Now speculation about Justice Thomas’ change has replaced speculation about why he used to not speak much at all during argument. One suggestion is that Justice Thomas never liked the rough-and-tumble of open argument and did not want to interrupt his colleagues, and is now (in effect) given the opportunity to get the first questions in before the feeding frenzy begins.  It is also possible that Justice Thomas simply concluded that his regular questioning during the Court’s telephonic arguments last year made for better arguments (they did) and wanted to remain involved. Whatever the reason, his greater participation is welcome.

As for why the Supreme Court altered the oral argument format, Ariane de Vogue of CNN reports on comments Justice Sonia Sotomayor made about the change at N.Y.U.

Justice Sonia Sotomayor told an audience Wednesday that recent changes in the format of oral arguments were instituted in part after studies emerged showing that female justices on the court were interrupted more by male justices and advocates.

Sotomayor said the studies, including one by researchers Tonja Jacoby and Dylan Schweers in 2017, have had an “enormous impact” and led to Chief Justice John Roberts being “much more sensitive” to ensuring that people were not interrupted or at least that he would play referee if needed. . . .

Sotomayor said that she had noticed the pattern “without question” before the system was changed on the bench and sometimes she would respond in a way that she knew was probably not ideal. “I interrupt back,” she said.

The study to which Justice Sotomayor referred is “Justice, Interrupted: The Effect of Gender, Ideology and Seniority at Supreme Court Oral Arguments,” by Tonja Jacoby and Dylan Schweers, which was published in the Virginia Law Review.

During her remarks, Justice Sotomayor also commented on the use of originalism and on diversity on the federal bench. From Ariane de Vogue’s report:

New York University School of Law professor Kenji Yoshino noted that several of the court’s conservative members adhere to originalism—the judicial theory that the Constitution should be interpreted as it was understood at the time of the founding. He inquired whether that approach will become “increasingly untenable” as the country’s demographic makeup continues to depart substantially from the make up of the framers.

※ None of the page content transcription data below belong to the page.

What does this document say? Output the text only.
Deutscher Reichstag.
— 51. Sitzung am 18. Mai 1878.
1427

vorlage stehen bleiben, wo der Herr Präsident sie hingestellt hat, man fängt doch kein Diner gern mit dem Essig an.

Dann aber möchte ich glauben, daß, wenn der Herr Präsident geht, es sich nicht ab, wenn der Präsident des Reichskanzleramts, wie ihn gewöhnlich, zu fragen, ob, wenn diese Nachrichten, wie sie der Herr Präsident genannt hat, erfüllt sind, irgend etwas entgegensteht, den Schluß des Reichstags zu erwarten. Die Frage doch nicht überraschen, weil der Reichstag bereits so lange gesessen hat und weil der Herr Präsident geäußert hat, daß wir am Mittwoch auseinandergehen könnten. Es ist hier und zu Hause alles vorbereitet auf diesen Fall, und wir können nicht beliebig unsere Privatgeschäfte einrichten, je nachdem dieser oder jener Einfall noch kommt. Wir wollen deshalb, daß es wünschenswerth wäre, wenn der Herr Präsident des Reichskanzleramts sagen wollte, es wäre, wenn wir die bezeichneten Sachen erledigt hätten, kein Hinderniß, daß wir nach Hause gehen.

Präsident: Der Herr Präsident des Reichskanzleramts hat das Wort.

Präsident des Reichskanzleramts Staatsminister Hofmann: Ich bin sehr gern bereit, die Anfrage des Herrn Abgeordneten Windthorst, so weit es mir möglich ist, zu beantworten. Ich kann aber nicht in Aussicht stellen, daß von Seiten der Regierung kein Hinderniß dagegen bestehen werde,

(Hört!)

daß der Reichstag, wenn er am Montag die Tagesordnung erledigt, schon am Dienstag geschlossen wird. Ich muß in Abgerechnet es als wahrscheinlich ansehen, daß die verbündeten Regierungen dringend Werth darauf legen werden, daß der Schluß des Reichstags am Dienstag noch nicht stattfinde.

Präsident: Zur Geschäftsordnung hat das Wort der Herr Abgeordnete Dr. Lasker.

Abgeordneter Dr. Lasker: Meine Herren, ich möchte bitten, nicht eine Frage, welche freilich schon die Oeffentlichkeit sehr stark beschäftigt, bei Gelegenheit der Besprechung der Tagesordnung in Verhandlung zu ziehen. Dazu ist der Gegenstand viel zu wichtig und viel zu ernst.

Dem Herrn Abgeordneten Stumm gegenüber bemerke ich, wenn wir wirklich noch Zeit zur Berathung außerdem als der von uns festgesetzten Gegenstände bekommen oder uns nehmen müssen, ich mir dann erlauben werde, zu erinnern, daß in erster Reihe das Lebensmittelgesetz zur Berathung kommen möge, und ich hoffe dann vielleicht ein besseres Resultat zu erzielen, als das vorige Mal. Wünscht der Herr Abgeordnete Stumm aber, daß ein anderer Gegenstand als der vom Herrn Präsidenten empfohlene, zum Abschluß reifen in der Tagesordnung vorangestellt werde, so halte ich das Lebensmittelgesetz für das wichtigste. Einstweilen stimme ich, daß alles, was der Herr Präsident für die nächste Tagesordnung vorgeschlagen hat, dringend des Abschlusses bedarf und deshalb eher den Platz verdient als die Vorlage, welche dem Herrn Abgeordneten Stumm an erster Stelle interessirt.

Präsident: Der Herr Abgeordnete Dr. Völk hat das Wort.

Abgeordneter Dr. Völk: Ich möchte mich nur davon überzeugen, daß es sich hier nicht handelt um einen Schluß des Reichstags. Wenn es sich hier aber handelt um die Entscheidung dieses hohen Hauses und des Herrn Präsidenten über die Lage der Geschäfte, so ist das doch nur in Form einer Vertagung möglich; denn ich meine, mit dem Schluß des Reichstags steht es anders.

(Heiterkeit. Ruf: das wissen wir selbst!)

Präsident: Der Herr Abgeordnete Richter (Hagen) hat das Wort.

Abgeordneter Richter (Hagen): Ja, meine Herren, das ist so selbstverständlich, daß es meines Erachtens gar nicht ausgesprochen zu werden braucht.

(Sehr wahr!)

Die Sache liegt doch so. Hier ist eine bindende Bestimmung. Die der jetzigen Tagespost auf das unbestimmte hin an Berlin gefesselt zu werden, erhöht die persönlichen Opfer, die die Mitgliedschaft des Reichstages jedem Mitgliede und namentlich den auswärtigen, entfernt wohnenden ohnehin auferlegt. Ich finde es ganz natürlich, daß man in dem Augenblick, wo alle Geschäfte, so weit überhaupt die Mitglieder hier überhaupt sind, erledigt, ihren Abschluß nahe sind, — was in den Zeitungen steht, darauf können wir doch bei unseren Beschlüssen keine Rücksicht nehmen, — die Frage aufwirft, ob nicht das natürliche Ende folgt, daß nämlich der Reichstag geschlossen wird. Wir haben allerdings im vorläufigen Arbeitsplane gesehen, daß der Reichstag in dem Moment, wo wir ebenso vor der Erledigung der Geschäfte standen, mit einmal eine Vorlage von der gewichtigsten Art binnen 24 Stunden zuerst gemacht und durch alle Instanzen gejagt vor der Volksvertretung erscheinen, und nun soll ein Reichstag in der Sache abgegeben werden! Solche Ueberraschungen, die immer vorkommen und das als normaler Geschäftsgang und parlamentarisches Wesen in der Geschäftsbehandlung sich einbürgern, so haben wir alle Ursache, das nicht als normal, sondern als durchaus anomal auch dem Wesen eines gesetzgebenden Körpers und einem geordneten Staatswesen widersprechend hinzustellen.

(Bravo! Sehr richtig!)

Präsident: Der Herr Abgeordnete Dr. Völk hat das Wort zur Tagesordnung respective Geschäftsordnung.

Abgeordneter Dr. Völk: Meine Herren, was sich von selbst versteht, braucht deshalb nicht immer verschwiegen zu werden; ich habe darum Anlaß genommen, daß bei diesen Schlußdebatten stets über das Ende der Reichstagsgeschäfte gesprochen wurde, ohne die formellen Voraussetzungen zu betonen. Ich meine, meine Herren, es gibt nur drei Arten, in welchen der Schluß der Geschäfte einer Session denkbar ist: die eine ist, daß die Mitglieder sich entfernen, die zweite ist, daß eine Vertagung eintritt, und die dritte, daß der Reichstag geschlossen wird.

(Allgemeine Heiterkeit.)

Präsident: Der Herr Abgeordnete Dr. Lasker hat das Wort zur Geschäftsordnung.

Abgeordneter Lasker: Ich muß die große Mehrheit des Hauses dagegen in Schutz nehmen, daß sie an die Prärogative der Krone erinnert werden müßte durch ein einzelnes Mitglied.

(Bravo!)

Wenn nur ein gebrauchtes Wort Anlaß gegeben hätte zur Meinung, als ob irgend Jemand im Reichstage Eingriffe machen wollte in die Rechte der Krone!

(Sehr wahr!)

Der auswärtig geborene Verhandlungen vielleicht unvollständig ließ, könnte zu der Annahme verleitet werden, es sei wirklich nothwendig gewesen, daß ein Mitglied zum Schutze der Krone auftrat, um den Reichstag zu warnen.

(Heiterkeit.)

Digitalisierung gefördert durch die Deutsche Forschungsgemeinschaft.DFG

Sotomayor agreed that a number of her colleagues adhere to the philosophy and she said, “whether and how that will lead to dissonance between what we are deciding and what the general population accepts as what the law should be—is a fascinating question.”

She said that there is “going to be an awful lot of dialogue by the greater society about the role of the courts in our society” and noted that there already had been some discussions among critics of the conservative majority concerning whether the court’s composition should change. . . .

She noted that when Ruth Bader Ginsburg passed, “we lost our only civil rights lawyer” and that currently there is no other justice who has “been in the trenches” on civil rights, or immigration, or environmental law.

“I do worry that the authorities who are selecting judges are not paying enough attention to that kind of diversity as well,” Sotomayor said. . . .

Justice Sotomayor is the only justice on the Court with experience as a trial court judge, and one of only two who worked as a trial prosecutor.

A final note, like most speeches or appearances by Supreme Court justices, Justice Sotomayor’s remarks were neither noted nor posted on the Supreme Court website.